Code-barres / Barcode : 9788494631122

English version - click here

Une évocation historique, géographique, littéraire et musicale de la rihla d’Ibn Battuta

La découverte des Voyages d’Ibn Battuta dans la belle édition, traduite au catalan par l’historienne Margarida Castells et le poète et arabiste Manuel Forcano, publiée par les éditions Proa (Barcelone, 2005), fut la source inspiratrice qui a été à l’origine de la réalisation de ce nouveau Livre/CD.

L’invitation au voyage comme moyen d’apprentissage et source de connaissances a été, selon les plus anciennes traditions prophétiques, préconisée par le prophète Mahomet lui-même ; il poussait ses croyants à voyager n’importe où, à la recherche du savoir et de la connaissance. Une des citations qu’on lui attribue nous dit : « Cherchez la connaissance jusqu’aux confins de la Chine ». La lecture du fascinant récit de voyage d’Ibn Battuta, nous permet de constater et découvrir ce genre littéraire à part entière ; la « Rihla qui désigne le voyage et, par la suite, le récit que l’on en fait. ». Ce genre avait déjà été initié par Ibn Jubayr (1145-1217), le premier grand voyageur arabe originaire de Xativa (Valencia).

Ibn Battuta était avant tout un véritable voyageur, et ses observations ne sont pas scientifiques mais plutôt personnelles. Malgré cela, elles apportent d’importantes connaissances sociologiques, coutumières ou historiques aux chercheurs. Citons un exemple curieux au sujet des femmes des Maldives, musulmanes et très pieuses, mais qui ne s’habillaient que jusqu’à la taille et ne couvraient pas le haut de leur corps, ni leurs cheveux : en qualité de qadi et de Maghrébin, Ibn Battuta a violemment condamné et tenté d’interdire cette pratique qui le choquait, sans succès toutefois. Le souverain de l’île à cette époque était une femme, et le régime du droit matriarcal était appliqué.

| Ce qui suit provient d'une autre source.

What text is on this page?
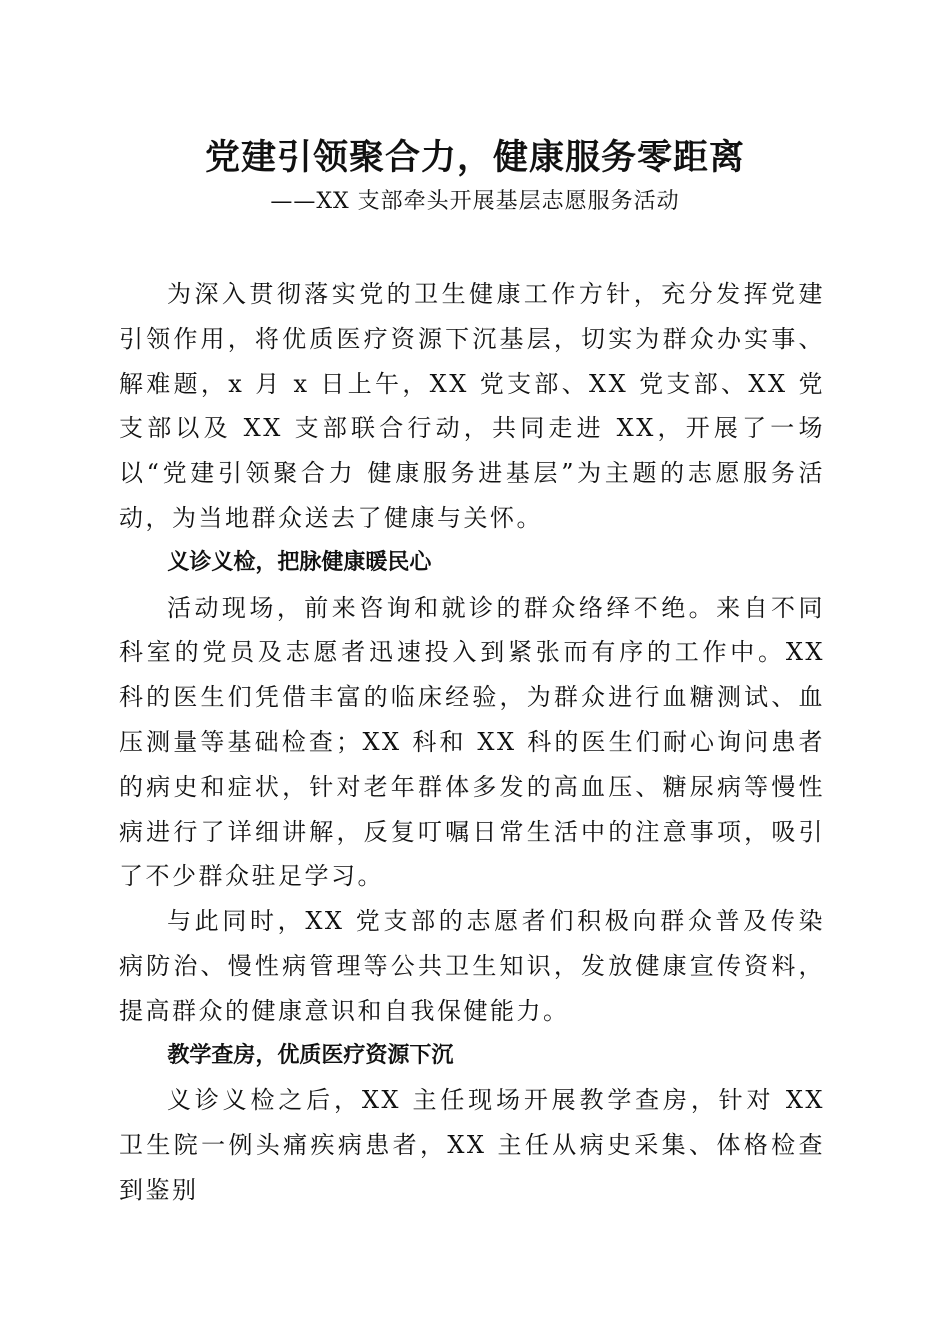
党建引领聚合力，健康服务零距离
——XX 支部牵头开展基层志愿服务活动

为深入贯彻落实党的卫生健康工作方针，充分发挥党建引领作用，将优质医疗资源下沉基层，切实为群众办实事、解难题，x 月 x 日上午，XX 党支部、XX 党支部、XX 党支部以及 XX 支部联合行动，共同走进 XX，开展了一场以“党建引领聚合力 健康服务进基层”为主题的志愿服务活动，为当地群众送去了健康与关怀。

义诊义检，把脉健康暖民心

活动现场，前来咨询和就诊的群众络绎不绝。来自不同科室的党员及志愿者迅速投入到紧张而有序的工作中。XX 科的医生们凭借丰富的临床经验，为群众进行血糖测试、血压测量等基础检查；XX 科和 XX 科的医生们耐心询问患者的病史和症状，针对老年群体多发的高血压、糖尿病等慢性病进行了详细讲解，反复叮嘱日常生活中的注意事项，吸引了不少群众驻足学习。

与此同时，XX 党支部的志愿者们积极向群众普及传染病防治、慢性病管理等公共卫生知识，发放健康宣传资料，提高群众的健康意识和自我保健能力。

教学查房，优质医疗资源下沉

义诊义检之后，XX 主任现场开展教学查房，针对 XX 卫生院一例头痛疾病患者，XX 主任从病史采集、体格检查到鉴别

Comme le remarque si bien Oriane Huchon dans son intéressant article « Ibn Battûta : vie et voyages », celui-ci a rédigé ses Voyages à destination d’un public musulman averti du contexte politico-religieux du dâr-al-islam au XIVe siècle. Il n’a pas nécessairement explicité des éléments qui devaient lui sembler triviaux mais qui auraient apporté beaucoup de clés de compréhension au lecteur occidental. C’est en partie pour cette raison qu’il est demeuré longtemps inconnu des Européens. Jusqu’au XIXe siècle, sa chronique est connue principalement dans le monde musulman. Ce n’est que lorsque la chronique de ses Voyages a été traduite dans le monde occidental, qu’elle a été connue à partir de la deuxième moitié du XIXe siècle, surtout grâce aux traductions en allemand, puis en anglais et en français, publiées intégralement en 1858 par C. Defrémery et B. R. Sanguinetti et rééditées en 1997.

C’est le sultan du Maroc qui commissionne en 1356 un jeune érudit d’origine andalouse, Ibn Juzzay, pour transcrire toutes les aventures d’Ibn Battuta. Son récit de voyages est écrit à la première personne et nous donne tous les renseignements qui nous sont parvenus à propos du Marocain. On apprend ainsi qu’il a épousé et répudié un nombre important de femmes après en avoir pris un nombre encore plus important comme concubines. On sait aussi qu’il a mené une vie de courtisan, subsistant avec les grâces que lui apportaient les puissants des pays qu’il visitait. On comprend surtout l’importance de la religion dans son périple, car Ibn Battuta était avant tout un voyageur musulman.

La plupart des informations dont nous disposons à son propos proviennent de ses écrits personnels. Dans son ouvrage co-rédigé en 1356 avec Ibn Juzzay, il relate ses aventures et ses multiples voyages qui l’ont conduit aux quatre coins du monde connu de 1325 à 1354.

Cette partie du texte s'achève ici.